Uncertain. That is what the future of the South African healthcare system looks like following the release of the Health Market Inquiry (HMI) report as well as the National Health Insurance (NHI) Bill, which is under consideration.

“We are moving into very uncertain terrain, because we do not know what the details are going to involve when it comes to integrating the private and the public sector,” said independent health economist Haroon Wadee.

Wadee uttered these words at the Gordon Institute of Business (GIBS), during a panel discussion on the future of the public and private healthcare system in South Africa.

Pricing and access to quality healthcare dominated the discussion.

Pricing

“We can’t talk access when the pricing of services is out of range. Even when access is there, it is available in minimal terms, and that speaks to quality,” said Dr Ntuthuko Bhengu, HMI panellist and health sector specialist.

Section 27 Executive Director Umunyana Rugege said that the fact that doctors can’t negotiate pricing is one of the reasons that pricing will be a challenge in the future.

“I think it is time now that we think of how parties could get into a room and share information and begin to set prices,” she said.

Dis-empowered and incomplete regulation

Rugege also raised concerns on how patients and healthcare users are disempowered. She said they lack information and understanding and currently there is nowhere to go for them to acquire the relevant information and understanding.

“One of the key things that we understood was that there was incomplete and inadequate regulation in the sector.

Rugege recommends a concentrated effort that investigates the private healthcare system.

“Even though it was never our call to regulate the sector, we believe that even in a private sector and market, the state had primary obligations in terms of Section 27 of our Constitution, to enable and to enhance the right to the healthcare system.”

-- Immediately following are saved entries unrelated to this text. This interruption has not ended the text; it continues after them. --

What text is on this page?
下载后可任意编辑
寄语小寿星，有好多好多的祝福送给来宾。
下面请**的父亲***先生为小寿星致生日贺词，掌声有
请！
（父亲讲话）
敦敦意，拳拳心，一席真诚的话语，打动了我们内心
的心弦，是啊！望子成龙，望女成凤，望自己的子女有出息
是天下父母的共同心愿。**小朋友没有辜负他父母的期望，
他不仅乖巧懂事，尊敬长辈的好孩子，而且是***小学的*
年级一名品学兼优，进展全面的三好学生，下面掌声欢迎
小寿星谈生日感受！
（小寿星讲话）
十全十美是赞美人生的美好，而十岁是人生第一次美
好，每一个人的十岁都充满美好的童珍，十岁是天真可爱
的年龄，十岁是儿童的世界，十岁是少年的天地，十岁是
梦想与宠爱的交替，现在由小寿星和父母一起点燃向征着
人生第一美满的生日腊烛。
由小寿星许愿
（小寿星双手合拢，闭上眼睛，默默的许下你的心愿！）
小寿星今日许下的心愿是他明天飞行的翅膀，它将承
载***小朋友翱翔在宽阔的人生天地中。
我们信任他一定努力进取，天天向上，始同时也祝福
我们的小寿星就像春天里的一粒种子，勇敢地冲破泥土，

She says the other fundamental issue is to address transformation and inequality – even in a profits-driven market such as private healthcare.

She said in Section 27’s view the current health system reflects the inequality in the country.

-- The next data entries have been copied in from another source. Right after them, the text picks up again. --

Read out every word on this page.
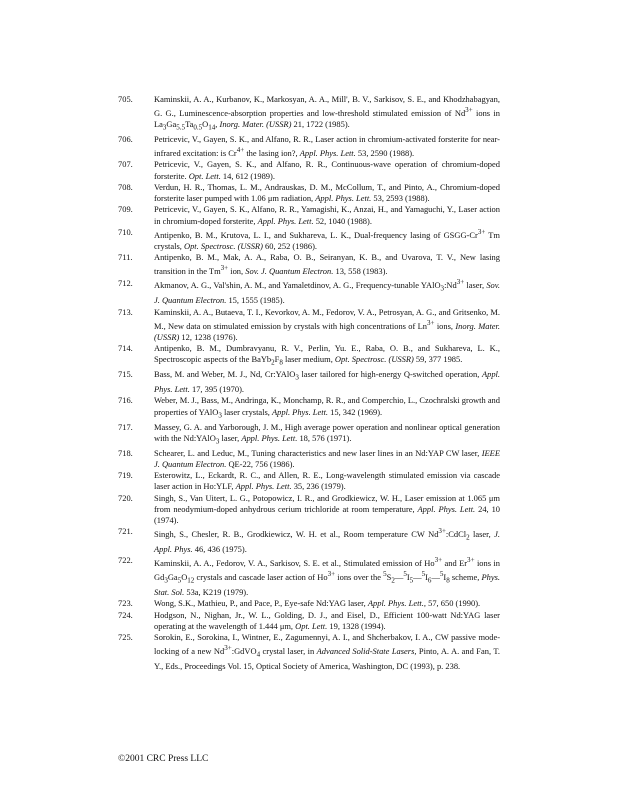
705.	Kaminskii, A. A., Kurbanov, K., Markosyan, A. A., Mill', B. V., Sarkisov, S. E., and Khodzhabagyan, G. G., Luminescence-absorption properties and low-threshold stimulated emission of $Nd^{3+}$ ions in $La_3Ga_{5.5}Ta_{0.5}O_{14}$, Inorg. Mater. (USSR) 21, 1722 (1985).
706.	Petricevic, V., Gayen, S. K., and Alfano, R. R., Laser action in chromium-activated forsterite for near-infrared excitation: is $Cr^{4+}$ the lasing ion?, Appl. Phys. Lett. 53, 2590 (1988).
707.	Petricevic, V., Gayen, S. K., and Alfano, R. R., Continuous-wave operation of chromium-doped forsterite. Opt. Lett. 14, 612 (1989).
708.	Verdun, H. R., Thomas, L. M., Andrauskas, D. M., McCollum, T., and Pinto, A., Chromium-doped forsterite laser pumped with 1.06 μm radiation, Appl. Phys. Lett. 53, 2593 (1988).
709.	Petricevic, V., Gayen, S. K., Alfano, R. R., Yamagishi, K., Anzai, H., and Yamaguchi, Y., Laser action in chromium-doped forsterite, Appl. Phys. Lett. 52, 1040 (1988).
710.	Antipenko, B. M., Krutova, L. I., and Sukhareva, L. K., Dual-frequency lasing of GSGG-$Cr^{3+}$ Tm crystals, Opt. Spectrosc. (USSR) 60, 252 (1986).
711.	Antipenko, B. M., Mak, A. A., Raba, O. B., Seiranyan, K. B., and Uvarova, T. V., New lasing transition in the $Tm^{3+}$ ion, Sov. J. Quantum Electron. 13, 558 (1983).
712.	Akmanov, A. G., Val'shin, A. M., and Yamaletdinov, A. G., Frequency-tunable $YAlO_3:Nd^{3+}$ laser, Sov. J. Quantum Electron. 15, 1555 (1985).
713.	Kaminskii, A. A., Butaeva, T. I., Kevorkov, A. M., Fedorov, V. A., Petrosyan, A. G., and Gritsenko, M. M., New data on stimulated emission by crystals with high concentrations of $Ln^{3+}$ ions, Inorg. Mater. (USSR) 12, 1238 (1976).
714.	Antipenko, B. M., Dumbravyanu, R. V., Perlin, Yu. E., Raba, O. B., and Sukhareva, L. K., Spectroscopic aspects of the $BaYb_2F_8$ laser medium, Opt. Spectrosc. (USSR) 59, 377 1985.
715.	Bass, M. and Weber, M. J., Nd, Cr:YAlO$_3$ laser tailored for high-energy Q-switched operation, Appl. Phys. Lett. 17, 395 (1970).
716.	Weber, M. J., Bass, M., Andringa, K., Monchamp, R. R., and Comperchio, L., Czochralski growth and properties of YAlO$_3$ laser crystals, Appl. Phys. Lett. 15, 342 (1969).
717.	Massey, G. A. and Yarborough, J. M., High average power operation and nonlinear optical generation with the Nd:YAlO$_3$ laser, Appl. Phys. Lett. 18, 576 (1971).
718.	Schearer, L. and Leduc, M., Tuning characteristics and new laser lines in an Nd:YAP CW laser, IEEE J. Quantum Electron. QE-22, 756 (1986).
719.	Esterowitz, L., Eckardt, R. C., and Allen, R. E., Long-wavelength stimulated emission via cascade laser action in Ho:YLF, Appl. Phys. Lett. 35, 236 (1979).
720.	Singh, S., Van Uitert, L. G., Potopowicz, I. R., and Grodkiewicz, W. H., Laser emission at 1.065 μm from neodymium-doped anhydrous cerium trichloride at room temperature, Appl. Phys. Lett. 24, 10 (1974).
721.	Singh, S., Chesler, R. B., Grodkiewicz, W. H. et al., Room temperature CW $Nd^{3+}:CdCl_2$ laser, J. Appl. Phys. 46, 436 (1975).
722.	Kaminskii, A. A., Fedorov, V. A., Sarkisov, S. E. et al., Stimulated emission of $Ho^{3+}$ and $Er^{3+}$ ions in $Gd_3Ga_5O_{12}$ crystals and cascade laser action of $Ho^{3+}$ ions over the $^5S_2—^5I_5—^5I_6—^5I_8$ scheme, Phys. Stat. Sol. 53a, K219 (1979).
723.	Wong, S.K., Mathieu, P., and Pace, P., Eye-safe Nd:YAG laser, Appl. Phys. Lett., 57, 650 (1990).
724.	Hodgson, N., Nighan, Jr., W. L., Golding, D. J., and Eisel, D., Efficient 100-watt Nd:YAG laser operating at the wavelength of 1.444 μm, Opt. Lett. 19, 1328 (1994).
725.	Sorokin, E., Sorokina, I., Wintner, E., Zagumennyi, A. I., and Shcherbakov, I. A., CW passive mode-locking of a new $Nd^{3+}:GdVO_4$ crystal laser, in Advanced Solid-State Lasers, Pinto, A. A. and Fan, T. Y., Eds., Proceedings Vol. 15, Optical Society of America, Washington, DC (1993), p. 238.
©2001 CRC Press LLC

“We have a private healthcare system that serves a very small percentage of 17% to 18% of the population, yet there are not enough resources in the public sector.”

Private sector

Dr Eric Buch, a professor at the University of Pretoria’s School of Health Systems and Public Health, says that based on the HMI it would be in the best interest of the private healthcare system to move rapidly to implement the recommendations.

“I say this because the HMI could become irrelevant if the NHI is implemented in the current visage” he says, as pricing details are still unclear.

“Though there is currently uncertainty on the pricing model, the HMI report helps to lay the foundation in understanding pricing and the reimbursement models. There is a need to be reflective from the public sector side as well as from the private sector side,” says Buch.